Only someone who has lived in Poland and dealt extensively with Poles could hope to understand the current political battle involving the Polish government and the election of Poland’s former president, Donald Tusk, as president of the European Council. I cannot find a case in which a member of the European Union fought has so hard against the election of one of its own citizens to the influential position of EU Council President. It is considered a great honor both for the individual and the country he or she represents. However, Tusk was elected EU president on March 9 despite opposition from his own government.
Poland is currently governed by the Law and Justice Party, an extremely conservative party by European standards. Indeed, the Polish Foreign Ministry took the unprecedented step of nominating Jacek Saryusz-Wolski, a member of parliament from Tusk’s center-right Civic Platform Party, for EU President. The ministry considered Tusk “a German candidate.”
Anti-German sentiment remains strong in parts of Poland. Also, notably, Poland has steadfastly refused to have anything to do with the EU’s resettlement of Middle Eastern refugees as required by Brussels. Warsaw strongly believes that Poland should remain Polish and that its national identity should not be diluted by a mixture of other nationalities, especially those from the Middle East.

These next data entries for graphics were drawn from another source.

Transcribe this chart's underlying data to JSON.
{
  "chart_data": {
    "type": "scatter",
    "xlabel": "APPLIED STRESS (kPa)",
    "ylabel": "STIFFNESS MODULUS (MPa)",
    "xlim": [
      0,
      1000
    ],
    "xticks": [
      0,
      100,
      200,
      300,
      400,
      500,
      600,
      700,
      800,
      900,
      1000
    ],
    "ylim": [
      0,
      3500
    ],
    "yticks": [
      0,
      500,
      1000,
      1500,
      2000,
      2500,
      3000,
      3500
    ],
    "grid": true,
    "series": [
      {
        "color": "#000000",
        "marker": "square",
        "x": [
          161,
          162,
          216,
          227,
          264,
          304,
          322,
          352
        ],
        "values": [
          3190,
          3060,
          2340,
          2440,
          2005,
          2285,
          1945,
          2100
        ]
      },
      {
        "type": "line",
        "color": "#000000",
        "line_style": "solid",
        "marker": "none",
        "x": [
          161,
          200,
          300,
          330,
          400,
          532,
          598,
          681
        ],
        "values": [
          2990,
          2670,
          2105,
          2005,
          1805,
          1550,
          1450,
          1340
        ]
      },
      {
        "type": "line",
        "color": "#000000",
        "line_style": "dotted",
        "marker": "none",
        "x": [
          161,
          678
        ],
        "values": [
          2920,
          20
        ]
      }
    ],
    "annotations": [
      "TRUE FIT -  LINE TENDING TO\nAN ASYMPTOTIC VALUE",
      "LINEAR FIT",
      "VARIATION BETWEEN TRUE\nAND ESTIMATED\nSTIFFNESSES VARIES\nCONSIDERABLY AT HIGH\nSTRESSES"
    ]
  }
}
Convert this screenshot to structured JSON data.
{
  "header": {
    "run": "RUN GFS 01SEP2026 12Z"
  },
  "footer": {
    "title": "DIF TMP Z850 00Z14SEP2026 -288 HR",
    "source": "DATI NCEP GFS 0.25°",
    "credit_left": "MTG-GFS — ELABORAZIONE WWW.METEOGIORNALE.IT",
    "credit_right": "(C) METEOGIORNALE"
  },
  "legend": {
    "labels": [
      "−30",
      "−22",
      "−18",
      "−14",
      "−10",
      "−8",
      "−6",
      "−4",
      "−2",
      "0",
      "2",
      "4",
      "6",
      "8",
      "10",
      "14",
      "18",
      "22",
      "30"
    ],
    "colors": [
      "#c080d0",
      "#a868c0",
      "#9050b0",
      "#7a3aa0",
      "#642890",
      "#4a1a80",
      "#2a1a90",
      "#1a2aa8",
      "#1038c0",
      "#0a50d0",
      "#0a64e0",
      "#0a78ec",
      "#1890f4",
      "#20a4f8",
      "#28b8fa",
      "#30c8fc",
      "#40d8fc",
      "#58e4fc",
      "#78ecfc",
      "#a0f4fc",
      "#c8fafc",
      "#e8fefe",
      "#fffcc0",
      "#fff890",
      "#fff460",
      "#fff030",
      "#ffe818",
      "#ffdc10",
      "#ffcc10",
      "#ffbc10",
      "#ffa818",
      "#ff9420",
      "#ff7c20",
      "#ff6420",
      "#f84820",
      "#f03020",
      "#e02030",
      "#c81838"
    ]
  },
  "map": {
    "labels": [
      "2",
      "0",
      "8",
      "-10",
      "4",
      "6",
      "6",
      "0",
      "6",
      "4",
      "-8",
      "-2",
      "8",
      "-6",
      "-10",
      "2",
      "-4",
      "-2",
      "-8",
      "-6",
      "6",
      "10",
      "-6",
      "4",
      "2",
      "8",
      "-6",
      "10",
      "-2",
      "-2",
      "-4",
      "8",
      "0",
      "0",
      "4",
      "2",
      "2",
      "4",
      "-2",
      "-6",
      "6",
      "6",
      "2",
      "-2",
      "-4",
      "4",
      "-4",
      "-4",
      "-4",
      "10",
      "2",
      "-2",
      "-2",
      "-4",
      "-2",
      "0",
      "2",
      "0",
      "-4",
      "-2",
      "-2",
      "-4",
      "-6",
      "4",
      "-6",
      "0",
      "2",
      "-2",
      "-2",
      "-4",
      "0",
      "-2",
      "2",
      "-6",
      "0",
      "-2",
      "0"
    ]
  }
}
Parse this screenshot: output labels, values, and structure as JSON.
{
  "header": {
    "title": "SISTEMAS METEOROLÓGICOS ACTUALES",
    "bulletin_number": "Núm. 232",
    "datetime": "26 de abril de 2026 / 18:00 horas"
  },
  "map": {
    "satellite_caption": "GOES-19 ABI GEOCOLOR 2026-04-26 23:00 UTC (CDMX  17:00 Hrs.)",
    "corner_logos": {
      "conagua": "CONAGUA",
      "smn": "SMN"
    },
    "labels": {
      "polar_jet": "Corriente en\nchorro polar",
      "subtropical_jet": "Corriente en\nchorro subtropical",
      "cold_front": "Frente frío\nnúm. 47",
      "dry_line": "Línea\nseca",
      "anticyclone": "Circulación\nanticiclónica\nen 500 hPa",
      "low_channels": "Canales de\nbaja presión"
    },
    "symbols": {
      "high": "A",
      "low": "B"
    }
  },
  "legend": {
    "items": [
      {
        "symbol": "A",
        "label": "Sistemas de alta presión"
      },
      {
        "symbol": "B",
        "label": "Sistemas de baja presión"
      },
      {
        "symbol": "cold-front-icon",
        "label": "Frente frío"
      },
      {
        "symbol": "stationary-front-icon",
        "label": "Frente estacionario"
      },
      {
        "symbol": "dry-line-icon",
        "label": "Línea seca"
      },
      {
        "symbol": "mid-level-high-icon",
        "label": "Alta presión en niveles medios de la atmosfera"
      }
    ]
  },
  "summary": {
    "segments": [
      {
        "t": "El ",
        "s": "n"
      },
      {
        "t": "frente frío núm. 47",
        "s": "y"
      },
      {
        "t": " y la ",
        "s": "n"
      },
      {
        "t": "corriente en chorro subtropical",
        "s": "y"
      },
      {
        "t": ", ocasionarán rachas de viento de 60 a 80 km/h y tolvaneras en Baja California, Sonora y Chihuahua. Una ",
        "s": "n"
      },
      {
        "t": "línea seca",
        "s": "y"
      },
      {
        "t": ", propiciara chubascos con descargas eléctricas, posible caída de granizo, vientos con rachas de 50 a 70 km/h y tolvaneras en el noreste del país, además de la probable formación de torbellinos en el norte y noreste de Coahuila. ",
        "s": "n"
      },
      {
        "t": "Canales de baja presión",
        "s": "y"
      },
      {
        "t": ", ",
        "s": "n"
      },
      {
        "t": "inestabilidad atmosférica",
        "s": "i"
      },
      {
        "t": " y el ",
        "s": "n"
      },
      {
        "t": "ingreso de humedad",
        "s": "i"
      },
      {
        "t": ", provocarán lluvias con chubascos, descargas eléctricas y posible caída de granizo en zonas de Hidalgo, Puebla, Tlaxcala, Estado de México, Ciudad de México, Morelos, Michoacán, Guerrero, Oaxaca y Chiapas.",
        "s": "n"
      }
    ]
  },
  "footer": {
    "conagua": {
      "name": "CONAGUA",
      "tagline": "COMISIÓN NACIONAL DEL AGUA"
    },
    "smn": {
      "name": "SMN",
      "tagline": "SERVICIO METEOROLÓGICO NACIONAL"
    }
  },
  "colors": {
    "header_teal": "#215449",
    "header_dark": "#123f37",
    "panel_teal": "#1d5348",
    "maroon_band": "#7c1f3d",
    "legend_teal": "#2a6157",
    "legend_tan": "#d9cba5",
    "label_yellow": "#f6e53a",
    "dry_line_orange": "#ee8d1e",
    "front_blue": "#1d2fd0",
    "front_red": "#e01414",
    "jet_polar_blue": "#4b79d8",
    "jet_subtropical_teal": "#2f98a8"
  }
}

Polish money should be spent on Poles.
Also worth noting is lingering tension between Tusk and Jaroslaw Kaczynski, head of the Law and Justice Party. Kaczynski resents the fact that Tusk was president of Poland at the time that Kaczynski’s twin brother was a casualty of an airplane crash in Russia that killed top Polish military and political officials. There is no proof that Tusk was involved, but Kaczynski blames Tusk because he was head of state at the time. Kaczynski appears to have gone even further, reportedly telling German Chancellor Angela Merkel that he might issue a European arrest warrant for Tusk because of his supposed involvement in the incident.
Poland is expert at mixing internal and external policies, especially in this case, as Foreign Minister Witold Waszcykowski has launched vicious verbal attacks on Tusk. In January, Waszcykowski described Tusk as “the icon of evil and stupidity.” A couple of weeks later he claimed that the “absurd” Tusk was “behaving grotesquely, ignoring his own government.”
In addition to personal differences. Poland under Kaczynski is fighting with the EU over a number of other issues, such as how much autonomy each state should have. Poland has always argued for more autonomy than the EU wants to allow. The country fears the EU will place restrictions on the rights of Poles in this heavily Catholic country. In essence, the Poles seem to agree on the need for further integration in security and defense; that is about all they are interested in. As for other state decisions, Poland will make them itself. The EU argues that the reforms Poland is considering, especially those concerning the media, pose “a strategic risk” to the EU itself.
Thus, it should come as no surprise that Poland’s foreign policy is often the loser in such dust-ups. For example, the country’s attacks on Tusk only weaken Warsaw’s clout in Europe. Tusk is popular among European bureaucrats and politicians. As EU president, he has done an excellent job spreading the sense among European
officials that chaos reigns in Poland’s leadership. No one knows what the government thinks. Why pay much attention to it?
Yet while EU members might like to ignore Poland, the fact is that it is one of the largest countries in Europe.
At Tusk’s election as EU president, Poland was the only one of 28 EU members to vote against him. For most members, this would have been catastrophic. For Poland, however, it was normal politics.
From the beginning of the summit, Kaczynski brought up the German “devil.” Besides, claiming that Tusk was “Germany’s candidate,” Poland’s foreign minister spoke of a “Diktat aus Berlin” (A Dictate from Berlin), adding “Now we know, that Berlin gives the EU its tone.” From the standpoint of the other 27 countries, the high level meeting constituted a warning for Poland. The EU has begun to talk about sanctioning Poland and perhaps temporarily suspending its voting power because of its “independent” approach.
With Brexit on the horizon and Poland playing an independent role inside the EU, Europe could soon face even more disagreement and chaos.
Only one thing is true, as they say in Polish: “Poland remains Poland.”
Dale R. Herspring, a University Distinguished Professor at KSU and a member of the Council on Foreign Relations, is a retired U. S. diplomat and Navy captain.